Онки чувствовала себя как человек, всю жизнь проживший в комнате с бумажными стенами, на которых нарисованы горы, в тот миг, когда некто добрый разрезает стену канцелярским ножом, чтобы несчастный увидел наконец горы такими, какие они есть… Несколько минут назад она точно знала, что у неё нет матери. Всю свою жизнь она сокрушалась, что её родила корова. В течение десяти лет, проведенных в Норде, Онки систематически терпела унижения на уроках физкультуры из-за этого странного нежно-пухлого тела, не всегда позволявшего ей сдавать нормативы. По вине этой дурацкой хромосомы она не выросла выше ста семидесяти сантиметров. Спасибо, мамочка. Да будьте вы прокляты, профессор Тьюри!

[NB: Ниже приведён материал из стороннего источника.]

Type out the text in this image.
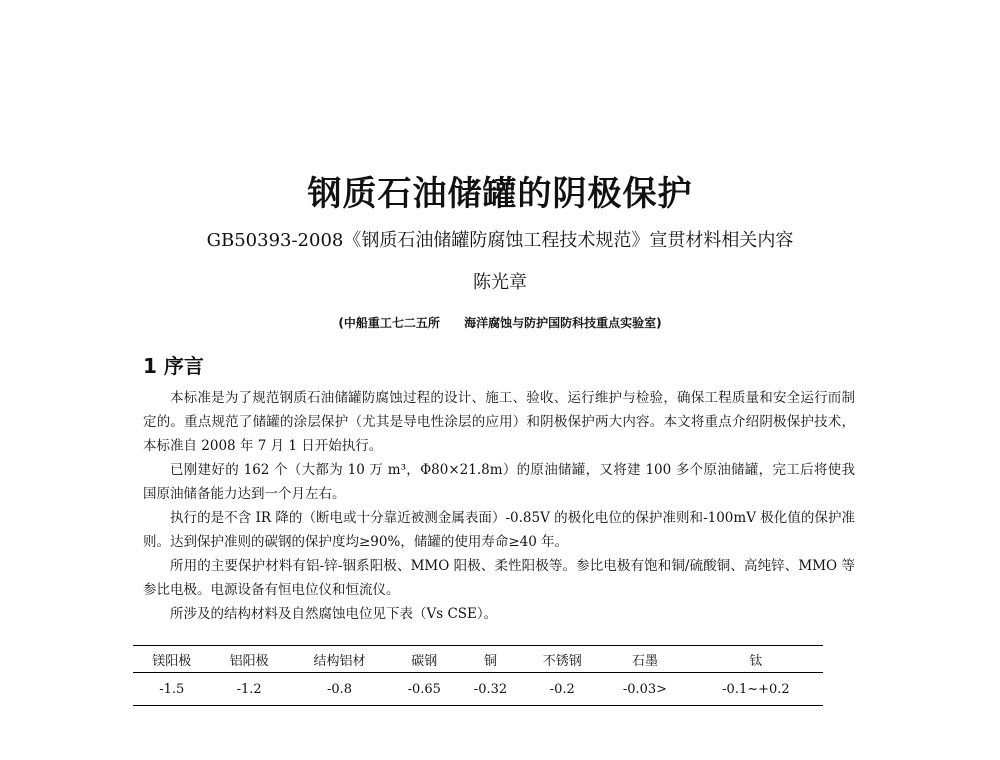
钢质石油储罐的阴极保护
GB50393-2008《钢质石油储罐防腐蚀工程技术规范》宣贯材料相关内容
陈光章
(中船重工七二五所 海洋腐蚀与防护国防科技重点实验室)
1 序言

本标准是为了规范钢质石油储罐防腐蚀过程的设计、施工、验收、运行维护与检验，确保工程质量和安全运行而制定的。重点规范了储罐的涂层保护（尤其是导电性涂层的应用）和阴极保护两大内容。本文将重点介绍阴极保护技术，本标准自 2008 年 7 月 1 日开始执行。

已刚建好的 162 个（大都为 10 万 m³，Φ80×21.8m）的原油储罐，又将建 100 多个原油储罐，完工后将使我国原油储备能力达到一个月左右。

执行的是不含 IR 降的（断电或十分靠近被测金属表面）-0.85V 的极化电位的保护准则和-100mV 极化值的保护准则。达到保护准则的碳钢的保护度均≥90%，储罐的使用寿命≥40 年。

所用的主要保护材料有铝-锌-铟系阳极、MMO 阳极、柔性阳极等。参比电极有饱和铜/硫酸铜、高纯锌、MMO 等参比电极。电源设备有恒电位仪和恒流仪。

所涉及的结构材料及自然腐蚀电位见下表（Vs CSE）。

镁阳极	铝阳极	结构铝材	碳钢	铜	不锈钢	石墨	钛
-1.5	-1.2	-0.8	-0.65	-0.32	-0.2	-0.03>	-0.1~+0.2
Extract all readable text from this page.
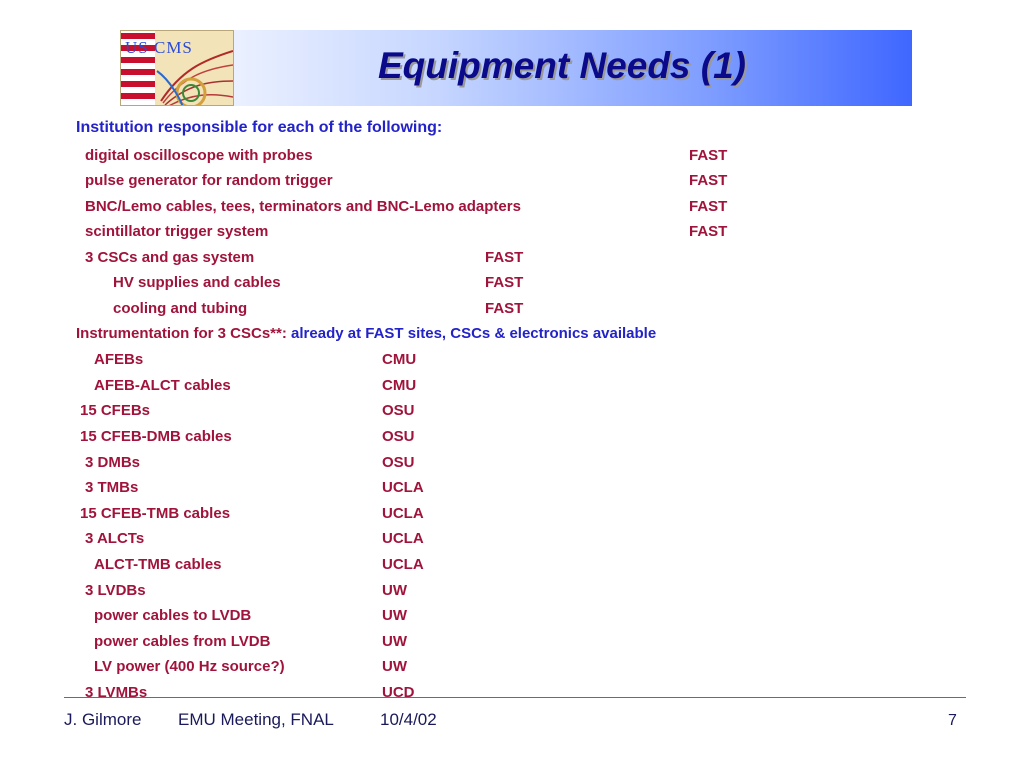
US CMS	Equipment Needs (1)
Institution responsible for each of the following:
digital oscilloscope with probes	FAST
pulse generator for random trigger	FAST
BNC/Lemo cables, tees, terminators and BNC-Lemo adapters	FAST
scintillator trigger system	FAST
3 CSCs and gas system	FAST
HV supplies and cables	FAST
cooling and tubing	FAST
Instrumentation for 3 CSCs**: already at FAST sites, CSCs & electronics available
AFEBs	CMU
AFEB-ALCT cables	CMU
15 CFEBs	OSU
15 CFEB-DMB cables	OSU
3 DMBs	OSU
3 TMBs	UCLA
15 CFEB-TMB cables	UCLA
3 ALCTs	UCLA
ALCT-TMB cables	UCLA
3 LVDBs	UW
power cables to LVDB	UW
power cables from LVDB	UW
LV power (400 Hz source?)	UW
3 LVMBs	UCD
J. Gilmore EMU Meeting, FNAL	10/4/02	7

Все пронзительные детские обидки и потери ополчились на Онки одномоментно; она ощутила, что ещё мгновение, и она не сможет сдержать нелогичного истерического рваного хохота сквозь слёзы…

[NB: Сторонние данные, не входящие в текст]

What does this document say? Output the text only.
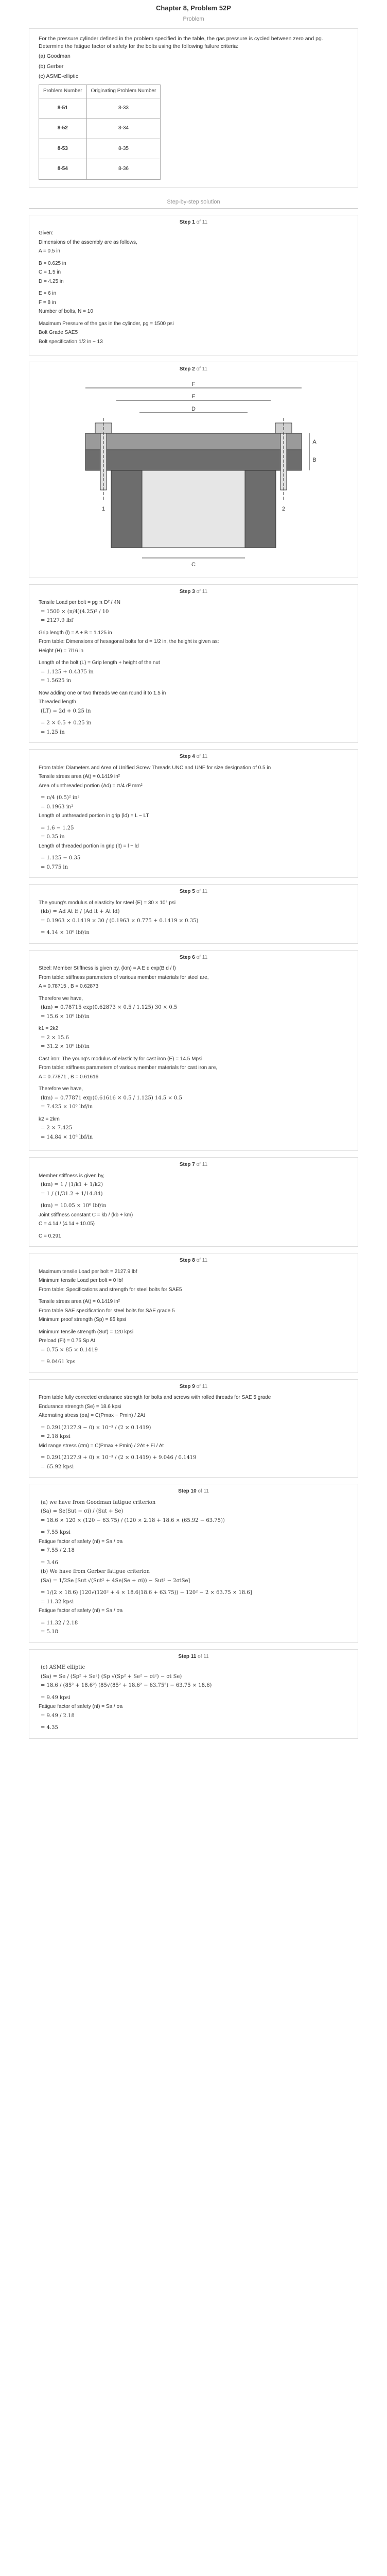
Chapter 8, Problem 52P
Problem

For the pressure cylinder defined in the problem specified in the table, the gas pressure is cycled between zero and pg. Determine the fatigue factor of safety for the bolts using the following failure criteria:

(a) Goodman

(b) Gerber

(c) ASME-elliptic

Problem Number	Originating Problem Number
8-51	8-33
8-52	8-34
8-53	8-35
8-54	8-36
Step-by-step solution
Step 1 of 11

Given:

Dimensions of the assembly are as follows,

A = 0.5 in

B = 0.625 in

C = 1.5 in

D = 4.25 in

E = 6 in

F = 8 in

Number of bolts, N = 10

Maximum Pressure of the gas in the cylinder, pg = 1500 psi

Bolt Grade SAE5

Bolt specification 1/2 in − 13

Step 2 of 11
F
E
D
C
A
B
1	2
Step 3 of 11

Tensile Load per bolt = pg π D² / 4N

= 1500 × (π/4)(4.25)² / 10

= 2127.9 lbf

Grip length (l) = A + B = 1.125 in

From table: Dimensions of hexagonal bolts for d = 1/2 in, the height is given as:

Height (H) = 7/16 in

Length of the bolt (L) = Grip length + height of the nut

= 1.125 + 0.4375 in

= 1.5625 in

Now adding one or two threads we can round it to 1.5 in

Threaded length

(LT) = 2d + 0.25 in

= 2 × 0.5 + 0.25 in

= 1.25 in

Step 4 of 11

From table: Diameters and Area of Unified Screw Threads UNC and UNF for size designation of 0.5 in

Tensile stress area (At) = 0.1419 in²

Area of unthreaded portion (Ad) = π/4 d² mm²

= π/4 (0.5)² in²

= 0.1963 in²

Length of unthreaded portion in grip (ld) = L − LT

= 1.6 − 1.25

= 0.35 in

Length of threaded portion in grip (lt) = l − ld

= 1.125 − 0.35

= 0.775 in

Step 5 of 11

The young's modulus of elasticity for steel (E) = 30 × 10⁶ psi

(kb) = Ad At E / (Ad lt + At ld)

= 0.1963 × 0.1419 × 30 / (0.1963 × 0.775 + 0.1419 × 0.35)

= 4.14 × 10⁶ lbf/in

Step 6 of 11

Steel: Member Stiffness is given by, (km) = A E d exp(B d / l)

From table: stiffness parameters of various member materials for steel are,

A = 0.78715 , B = 0.62873

Therefore we have,

(km) = 0.78715 exp(0.62873 × 0.5 / 1.125) 30 × 0.5

= 15.6 × 10⁶ lbf/in

k1 = 2k2

= 2 × 15.6

= 31.2 × 10⁶ lbf/in

Cast iron: The young's modulus of elasticity for cast iron (E) = 14.5 Mpsi

From table: stiffness parameters of various member materials for cast iron are,

A = 0.77871 , B = 0.61616

Therefore we have,

(km) = 0.77871 exp(0.61616 × 0.5 / 1.125) 14.5 × 0.5

= 7.425 × 10⁶ lbf/in

k2 = 2km

= 2 × 7.425

= 14.84 × 10⁶ lbf/in

Step 7 of 11

Member stiffness is given by,

(km) = 1 / (1/k1 + 1/k2)

= 1 / (1/31.2 + 1/14.84)

(km) = 10.05 × 10⁶ lbf/in

Joint stiffness constant C = kb / (kb + km)

C = 4.14 / (4.14 + 10.05)

C = 0.291

Step 8 of 11

Maximum tensile Load per bolt = 2127.9 lbf

Minimum tensile Load per bolt = 0 lbf

From table: Specifications and strength for steel bolts for SAE5

Tensile stress area (At) = 0.1419 in²

From table SAE specification for steel bolts for SAE grade 5

Minimum proof strength (Sp) = 85 kpsi

Minimum tensile strength (Sut) = 120 kpsi

Preload (Fi) = 0.75 Sp At

= 0.75 × 85 × 0.1419

= 9.0461 kps

Step 9 of 11

From table fully corrected endurance strength for bolts and screws with rolled threads for SAE 5 grade

Endurance strength (Se) = 18.6 kpsi

Alternating stress (σa) = C(Pmax − Pmin) / 2At

= 0.291(2127.9 − 0) × 10⁻³ / (2 × 0.1419)

= 2.18 kpsi

Mid range stress (σm) = C(Pmax + Pmin) / 2At + Fi / At

= 0.291(2127.9 + 0) × 10⁻³ / (2 × 0.1419) + 9.046 / 0.1419

= 65.92 kpsi

Step 10 of 11

(a) we have from Goodman fatigue criterion

(Sa) = Se(Sut − σi) / (Sut + Se)

= 18.6 × 120 × (120 − 63.75) / (120 × 2.18 + 18.6 × (65.92 − 63.75))

= 7.55 kpsi

Fatigue factor of safety (nf) = Sa / σa

= 7.55 / 2.18

= 3.46

(b) We have from Gerber fatigue criterion

(Sa) = 1/2Se [Sut √(Sut² + 4Se(Se + σi)) − Sut² − 2σiSe]

= 1/(2 × 18.6) [120√(120² + 4 × 18.6(18.6 + 63.75)) − 120² − 2 × 63.75 × 18.6]

= 11.32 kpsi

Fatigue factor of safety (nf) = Sa / σa

= 11.32 / 2.18

= 5.18

Step 11 of 11

(c) ASME elliptic

(Sa) = Se / (Sp² + Se²) (Sp √(Sp² + Se² − σi²) − σi Se)

= 18.6 / (85² + 18.6²) (85√(85² + 18.6² − 63.75²) − 63.75 × 18.6)

= 9.49 kpsi

Fatigue factor of safety (nf) = Sa / σa

= 9.49 / 2.18

= 4.35
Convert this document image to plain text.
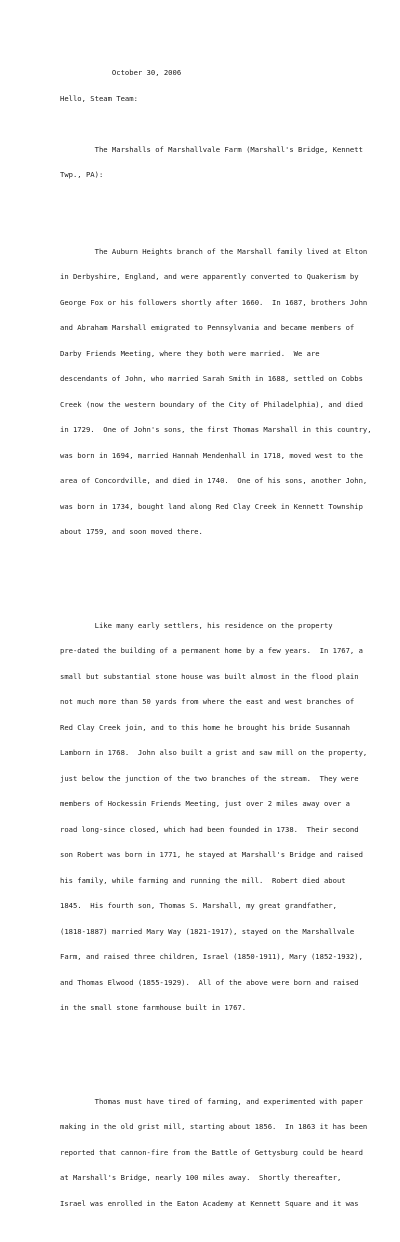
October 30, 2006

Hello, Steam Team:

The Marshalls of Marshallvale Farm (Marshall's Bridge, Kennett

Twp., PA):

The Auburn Heights branch of the Marshall family lived at Elton

in Derbyshire, England, and were apparently converted to Quakerism by

George Fox or his followers shortly after 1660.  In 1687, brothers John

and Abraham Marshall emigrated to Pennsylvania and became members of

Darby Friends Meeting, where they both were married.  We are

descendants of John, who married Sarah Smith in 1688, settled on Cobbs

Creek (now the western boundary of the City of Philadelphia), and died

in 1729.  One of John's sons, the first Thomas Marshall in this country,

was born in 1694, married Hannah Mendenhall in 1718, moved west to the

area of Concordville, and died in 1740.  One of his sons, another John,

was born in 1734, bought land along Red Clay Creek in Kennett Township

about 1759, and soon moved there.

Like many early settlers, his residence on the property

pre-dated the building of a permanent home by a few years.  In 1767, a

small but substantial stone house was built almost in the flood plain

not much more than 50 yards from where the east and west branches of

Red Clay Creek join, and to this home he brought his bride Susannah

Lamborn in 1768.  John also built a grist and saw mill on the property,

just below the junction of the two branches of the stream.  They were

members of Hockessin Friends Meeting, just over 2 miles away over a

road long-since closed, which had been founded in 1738.  Their second

son Robert was born in 1771, he stayed at Marshall's Bridge and raised

his family, while farming and running the mill.  Robert died about

1845.  His fourth son, Thomas S. Marshall, my great grandfather,

(1818-1887) married Mary Way (1821-1917), stayed on the Marshallvale

Farm, and raised three children, Israel (1850-1911), Mary (1852-1932),

and Thomas Elwood (1855-1929).  All of the above were born and raised

in the small stone farmhouse built in 1767.

Thomas must have tired of farming, and experimented with paper

making in the old grist mill, starting about 1856.  In 1863 it has been

reported that cannon-fire from the Battle of Gettysburg could be heard

at Marshall's Bridge, nearly 100 miles away.  Shortly thereafter,

Israel was enrolled in the Eaton Academy at Kennett Square and it was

«Саймон Сайгон — шлюхан с хромосомой великого диктатора! Это же кому скажи!»
— До свидания, профессор, — Онки удерживала своё лицо из последних сил, казалось, секунда — и маска лопнет, разойдется по швам, точно оказалась не по размеру и в течение всего разговора тянулась, трещала…

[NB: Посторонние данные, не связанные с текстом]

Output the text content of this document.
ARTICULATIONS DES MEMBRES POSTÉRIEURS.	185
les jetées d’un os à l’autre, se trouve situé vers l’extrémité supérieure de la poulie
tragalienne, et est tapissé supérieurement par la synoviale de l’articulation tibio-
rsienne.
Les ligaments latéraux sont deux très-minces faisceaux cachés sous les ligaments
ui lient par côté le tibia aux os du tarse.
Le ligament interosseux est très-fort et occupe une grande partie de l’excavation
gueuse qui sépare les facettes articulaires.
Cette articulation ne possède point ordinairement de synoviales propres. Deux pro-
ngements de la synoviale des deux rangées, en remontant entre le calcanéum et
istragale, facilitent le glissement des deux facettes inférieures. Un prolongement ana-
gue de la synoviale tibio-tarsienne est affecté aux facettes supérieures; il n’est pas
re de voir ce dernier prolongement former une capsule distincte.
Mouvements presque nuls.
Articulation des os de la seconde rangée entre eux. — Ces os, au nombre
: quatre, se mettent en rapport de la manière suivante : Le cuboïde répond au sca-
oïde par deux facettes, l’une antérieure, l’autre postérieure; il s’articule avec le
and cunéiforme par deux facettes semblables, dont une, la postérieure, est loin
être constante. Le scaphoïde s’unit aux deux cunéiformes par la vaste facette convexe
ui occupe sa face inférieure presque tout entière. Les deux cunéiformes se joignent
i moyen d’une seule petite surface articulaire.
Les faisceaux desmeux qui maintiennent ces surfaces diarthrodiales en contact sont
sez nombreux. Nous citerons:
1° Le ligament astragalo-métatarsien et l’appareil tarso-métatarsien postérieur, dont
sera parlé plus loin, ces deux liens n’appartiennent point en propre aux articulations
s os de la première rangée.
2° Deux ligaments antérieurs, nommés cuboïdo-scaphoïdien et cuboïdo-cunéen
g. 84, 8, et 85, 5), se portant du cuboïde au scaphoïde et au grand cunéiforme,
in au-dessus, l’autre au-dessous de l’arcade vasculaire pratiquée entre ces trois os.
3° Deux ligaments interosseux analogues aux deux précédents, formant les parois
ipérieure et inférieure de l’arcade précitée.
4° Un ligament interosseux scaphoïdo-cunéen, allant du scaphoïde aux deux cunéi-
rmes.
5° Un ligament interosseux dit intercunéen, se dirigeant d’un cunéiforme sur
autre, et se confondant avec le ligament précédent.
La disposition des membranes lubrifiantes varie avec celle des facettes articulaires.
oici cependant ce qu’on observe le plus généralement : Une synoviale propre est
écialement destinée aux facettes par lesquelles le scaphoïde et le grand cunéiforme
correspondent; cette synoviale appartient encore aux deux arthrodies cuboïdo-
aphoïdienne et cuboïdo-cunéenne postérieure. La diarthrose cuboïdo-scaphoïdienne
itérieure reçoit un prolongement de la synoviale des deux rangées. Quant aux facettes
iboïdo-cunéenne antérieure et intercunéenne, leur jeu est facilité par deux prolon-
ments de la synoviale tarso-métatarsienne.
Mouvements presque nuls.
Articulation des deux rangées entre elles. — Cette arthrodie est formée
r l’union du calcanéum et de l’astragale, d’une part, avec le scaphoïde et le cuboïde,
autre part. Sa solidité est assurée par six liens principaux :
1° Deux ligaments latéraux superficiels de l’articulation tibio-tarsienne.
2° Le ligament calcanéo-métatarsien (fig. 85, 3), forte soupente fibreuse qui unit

Афина Тьюри на прощание не подала руки для пожатия.
— Однажды ты сможешь простить меня, — сказала она, — не торопи себя, я всё понимаю, удачи тебе на выбранном поприще; я видела тебя бластоцистой, доченька, и мне жаль, что я не увижу тебя Президентом.
В раннем детстве, лет до семи, Онки мечтала, что когда-нибудь её мама внезапно найдется: она приедет в Норд ранним утром, пока все спят, на цыпочках подойдет к Онкиной кроватке, тихонько полюбуется на девочку, потом обнимет её, прижмет покрепче и скажет: доченька! Сколько раз маленькая Онки повторяла это слово перед сном! Каким сладким оно казалось!
Мечты порой сбываются так невпопад.
«Доченька.»
Закрыв дверь, Онки почувствовала, что дрожит.
«Надо умыться. Холодной водой. Это помогает.»
Зайдя в туалет, она снова уткнулась лицом в непреодолимую, как стена, правду.
Из зеркала над раковиной на Онки смотрели внимательные круглые серо-голубые глаза Афины Тьюри.